Patients today have options for finding relief to back and joint pain.
Getting to the source of pain can be complicated. The pain in your hip could be caused by a nerve in your back. The pain in your neck could be radiating from your shoulder. That’s why the most effective treatment often involves a combination of different therapies, especially for chronic pain that lasts longer than 12 weeks and doesn’t resolve on its own. The good news is that doctors are constantly refining approaches to treating orthopedic pain, whether in the lower back, knee, hips or other part of the body -- affecting most people at some point in their lives.
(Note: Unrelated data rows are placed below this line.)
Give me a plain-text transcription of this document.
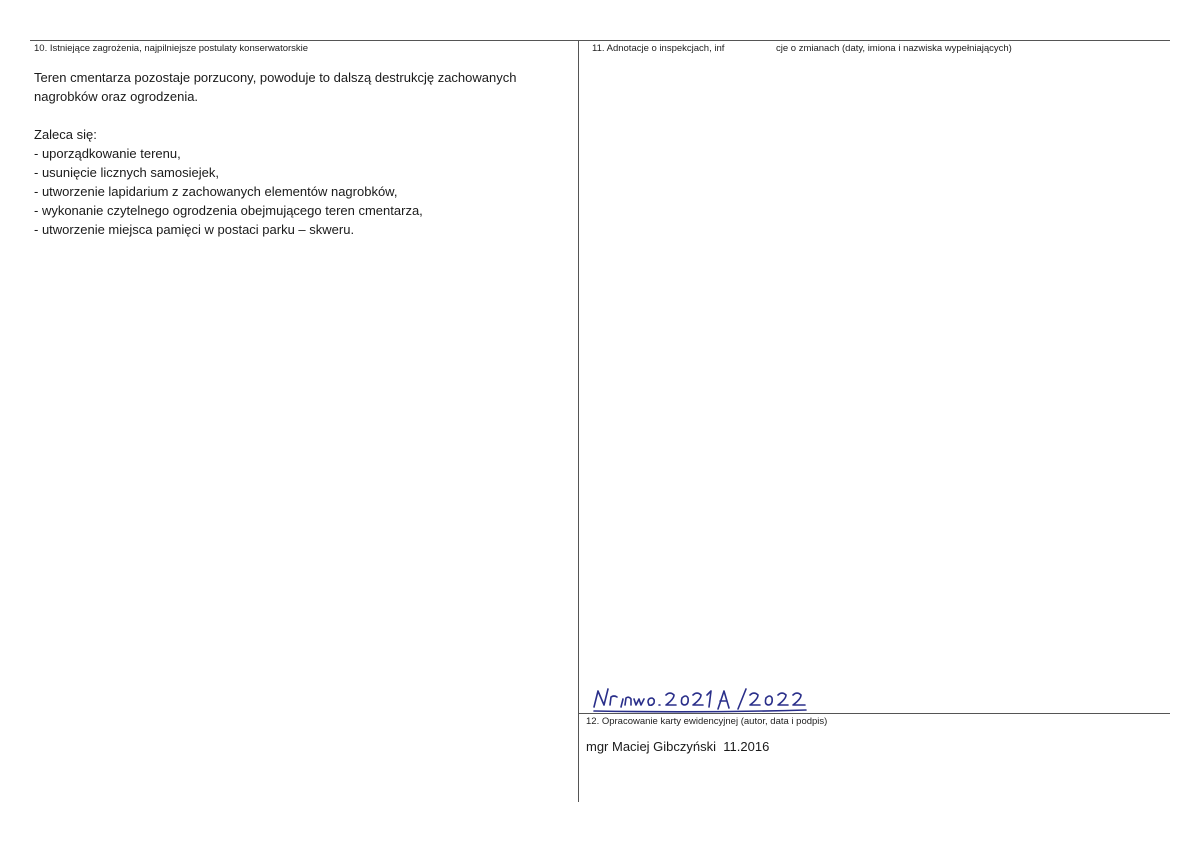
10. Istniejące zagrożenia, najpilniejsze postulaty konserwatorskie

Teren cmentarza pozostaje porzucony, powoduje to dalszą destrukcję zachowanych

nagrobków oraz ogrodzenia.

Zaleca się:

- uporządkowanie terenu,

- usunięcie licznych samosiejek,

- utworzenie lapidarium z zachowanych elementów nagrobków,

- wykonanie czytelnego ogrodzenia obejmującego teren cmentarza,

- utworzenie miejsca pamięci w postaci parku – skweru.

11. Adnotacje o inspekcjach, inf	cje o zmianach (daty, imiona i nazwiska wypełniających)
12. Opracowanie karty ewidencyjnej (autor, data i podpis)
mgr Maciej Gibczyński 11.2016
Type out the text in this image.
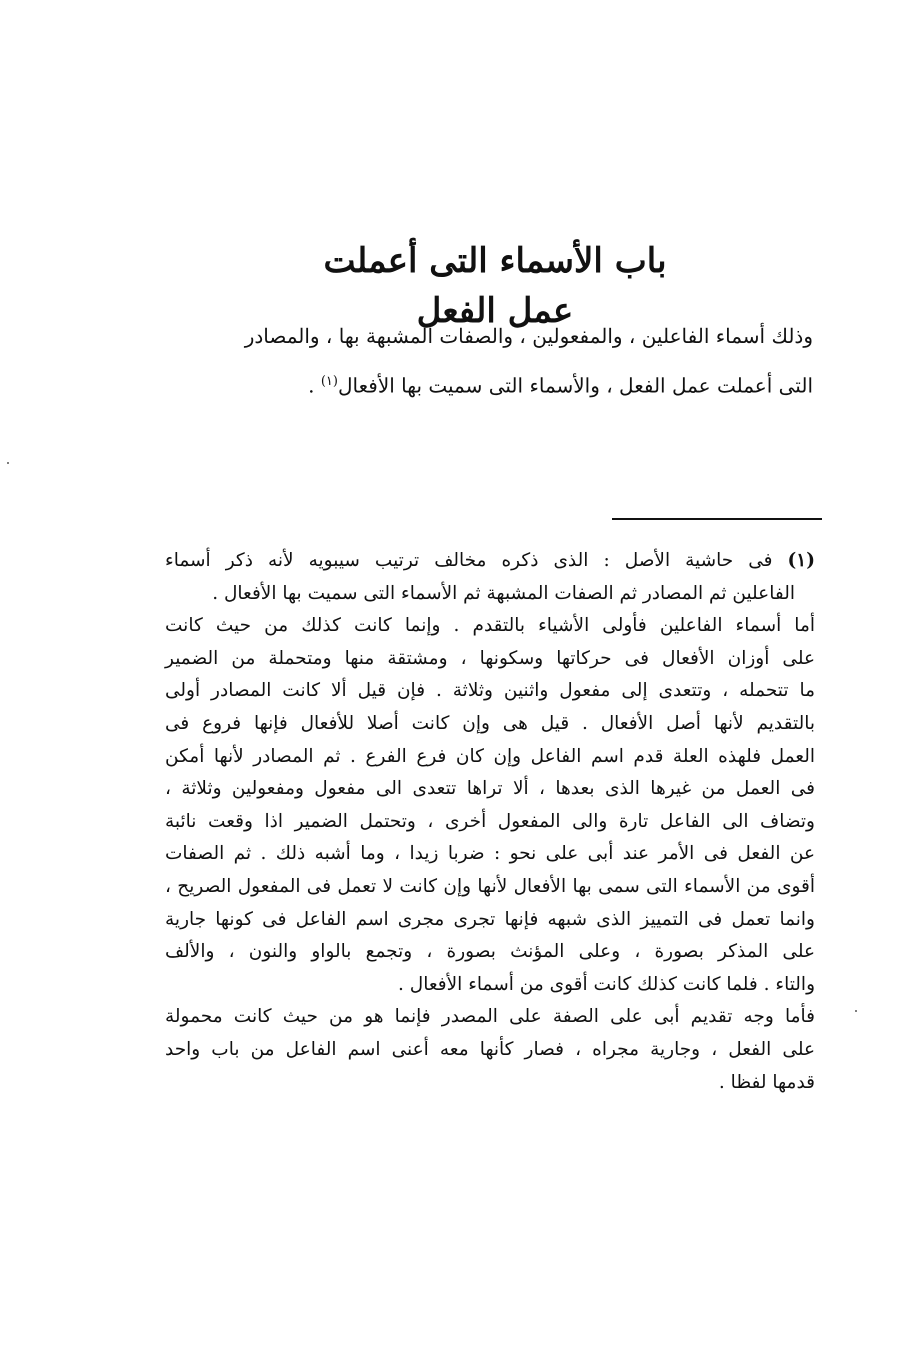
باب الأسماء التى أعملت عمل الفعل
وذلك أسماء الفاعلين ، والمفعولين ، والصفات المشبهة بها ، والمصادر
التى أعملت عمل الفعل ، والأسماء التى سميت بها الأفعال$^{(١)}$ .
(١) فى حاشية الأصل : الذى ذكره مخالف ترتيب سيبويه لأنه ذكر أسماء
الفاعلين ثم المصادر ثم الصفات المشبهة ثم الأسماء التى سميت بها الأفعال .
أما أسماء الفاعلين فأولى الأشياء بالتقدم . وإنما كانت كذلك من حيث كانت
على أوزان الأفعال فى حركاتها وسكونها ، ومشتقة منها ومتحملة من الضمير
ما تتحمله ، وتتعدى إلى مفعول واثنين وثلاثة . فإن قيل ألا كانت المصادر أولى
بالتقديم لأنها أصل الأفعال . قيل هى وإن كانت أصلا للأفعال فإنها فروع فى
العمل فلهذه العلة قدم اسم الفاعل وإن كان فرع الفرع . ثم المصادر لأنها أمكن
فى العمل من غيرها الذى بعدها ، ألا تراها تتعدى الى مفعول ومفعولين وثلاثة ،
وتضاف الى الفاعل تارة والى المفعول أخرى ، وتحتمل الضمير اذا وقعت نائبة
عن الفعل فى الأمر عند أبى على نحو : ضربا زيدا ، وما أشبه ذلك . ثم الصفات
أقوى من الأسماء التى سمى بها الأفعال لأنها وإن كانت لا تعمل فى المفعول الصريح ،
وانما تعمل فى التمييز الذى شبهه فإنها تجرى مجرى اسم الفاعل فى كونها جارية
على المذكر بصورة ، وعلى المؤنث بصورة ، وتجمع بالواو والنون ، والألف
والتاء . فلما كانت كذلك كانت أقوى من أسماء الأفعال .
فأما وجه تقديم أبى على الصفة على المصدر فإنما هو من حيث كانت محمولة
على الفعل ، وجارية مجراه ، فصار كأنها معه أعنى اسم الفاعل من باب واحد
قدمها لفظا .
Here’s some of the new thinking around pain:
Systemic steroids like prednisone help to reduce inflammation, but often produce other undesirable side effects and aren’t designed to be taken long-term. In epidural steroid injections, we’ll inject a steroid like cortisone locally around nerves, using guided imaging to target the exact spot of inflammation and irritated nerves. In some cases, relief will last for months, and some patients will never need another injection.
In this procedure, effective for spine related joint pain, we burn sections of small nerves that sense pain in the joints causing the trouble. Doctors have been refining the combination of duration and temperature used for maximum effectiveness. For instance, studies have shown that burning over a minute and a half doesn’t add much in terms of long-term benefit. And anything over 80 degrees Celsius doesn’t impact results, either. So there’s been a lot of narrowing recently in terms of defining a standard of care for nerve ablation.
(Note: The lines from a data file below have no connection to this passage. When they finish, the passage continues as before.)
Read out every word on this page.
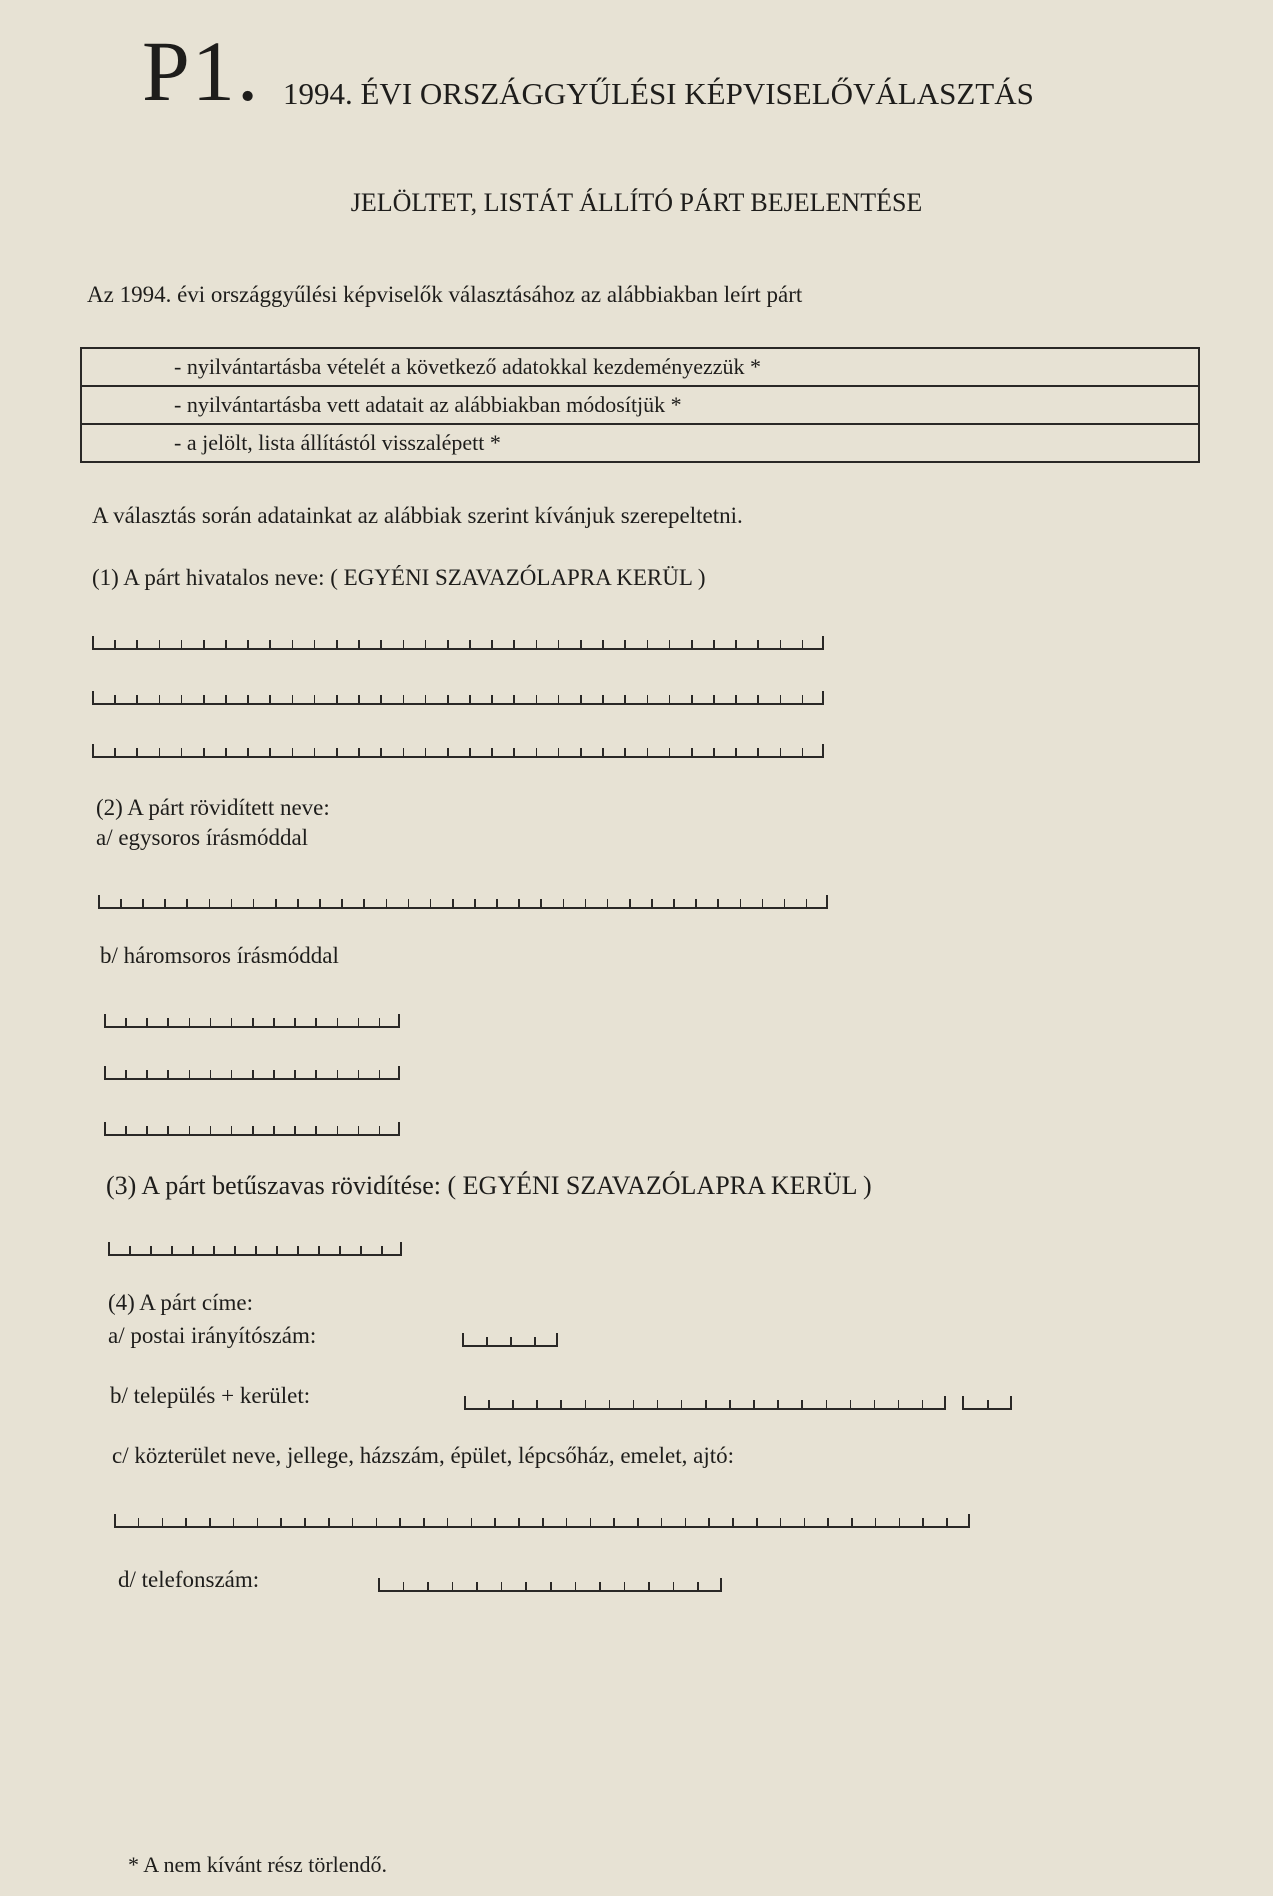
P1. 1994. ÉVI ORSZÁGGYŰLÉSI KÉPVISELŐVÁLASZTÁS
JELÖLTET, LISTÁT ÁLLÍTÓ PÁRT BEJELENTÉSE
Az 1994. évi országgyűlési képviselők választásához az alábbiakban leírt párt
- nyilvántartásba vételét a következő adatokkal kezdeményezzük *
- nyilvántartásba vett adatait az alábbiakban módosítjük *
- a jelölt, lista állítástól visszalépett *
A választás során adatainkat az alábbiak szerint kívánjuk szerepeltetni.
(1) A párt hivatalos neve: ( EGYÉNI SZAVAZÓLAPRA KERÜL )
(2) A párt rövidített neve:
a/ egysoros írásmóddal
b/ háromsoros írásmóddal
(3) A párt betűszavas rövidítése: ( EGYÉNI SZAVAZÓLAPRA KERÜL )
(4) A párt címe:
a/ postai irányítószám:
b/ település + kerület:
c/ közterület neve, jellege, házszám, épület, lépcsőház, emelet, ajtó:
d/ telefonszám:
* A nem kívánt rész törlendő.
There’s a big movement away toward non-narcotic options available for pain management. Adjuvant medications target nerve related pain while muscle relaxants can take aim at muscle related causes. Some anti-depressants, which work on pathways of the brain that control mood and arousal, have also been shown to be effective for nerve pain. Prescribed non-steroidal anti-inflammatories are effective in treating pain caused by inflammatory conditions like rheumatoid and osteo arthritis. The medications are stronger, and have a different timing for release in the body than ibuprofen or naproxen, allowing patients to take fewer pills each day and sometimes with fewer side effects.
My best tip for back pain prevention? Core strengthening. There’s a lot of core muscle weakness in today’s population due to work and lifestyle habits. Any kind of training in a supervised setting by a trainer or physical therapist to ensure that you are strengthening these muscles correctly without causing harm is something can go long way to preventing back pain as well as treating it.